> is setting it above the HOME/SHELL/TERM/etc settings the right thing
   > to do ?  hopefully, the user knows what they are doing here .. why get
   > in their way ?
   
   Allowing the user to set the SHELL opens all kinds or problematic doors, 
   like in 'login: user SHELL=/sbin/halt'. Making  PATH, HOME, USER and 
   LOGNAME user settable is less risky than SHELL, but still to risky for my 
   taste.  TERM can be argued either way, I choose not to allow it, since 
   there is an established way for setting it, but looking at your example of 
   'login: mry TERM=vt100' convinces me to go the other way :-)

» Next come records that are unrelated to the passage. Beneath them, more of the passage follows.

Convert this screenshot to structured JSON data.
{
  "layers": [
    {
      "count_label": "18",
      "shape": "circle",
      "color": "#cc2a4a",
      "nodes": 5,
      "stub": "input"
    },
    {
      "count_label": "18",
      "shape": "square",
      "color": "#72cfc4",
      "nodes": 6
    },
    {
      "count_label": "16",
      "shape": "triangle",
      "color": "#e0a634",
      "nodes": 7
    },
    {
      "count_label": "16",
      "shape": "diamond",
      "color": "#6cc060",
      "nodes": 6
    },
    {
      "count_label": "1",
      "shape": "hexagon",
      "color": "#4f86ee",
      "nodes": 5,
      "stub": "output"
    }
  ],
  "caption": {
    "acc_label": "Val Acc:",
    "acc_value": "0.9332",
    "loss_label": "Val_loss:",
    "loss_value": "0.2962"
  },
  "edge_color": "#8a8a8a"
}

i don't mean that if someone sets SHELL to something else that that
program will be run instead of pw_shell.  simply that these env.
variables be set as the user requests.  LOGNAME and USER are perhaps
problematic -- in a "restricted" environment (not necessarily a
/usr/lib/rsh type one .. i'm thinking of cases where the shell is
a menu program that acts according to $USER.
   
   Disabling the feature on a per account basis is attractive, but until we 
   implement /etc/default/login, I don't see a easy way to do it. Maybe turn 
   the feature off if the SHELL name starts with an 'r' ;-)

well, most other "databases" like this are simply text files in /etc
with a list of usernames in them.  eg, /etc/ftpusers (*) and
/etc/ftpchroot are both used by ftpd to control ftp access.  it could
be as simple as this.


.mrg.

(*) the name here _really_ loses -- /etc/ftpusers is a list of users
who are -not- allowed to use ftp (!).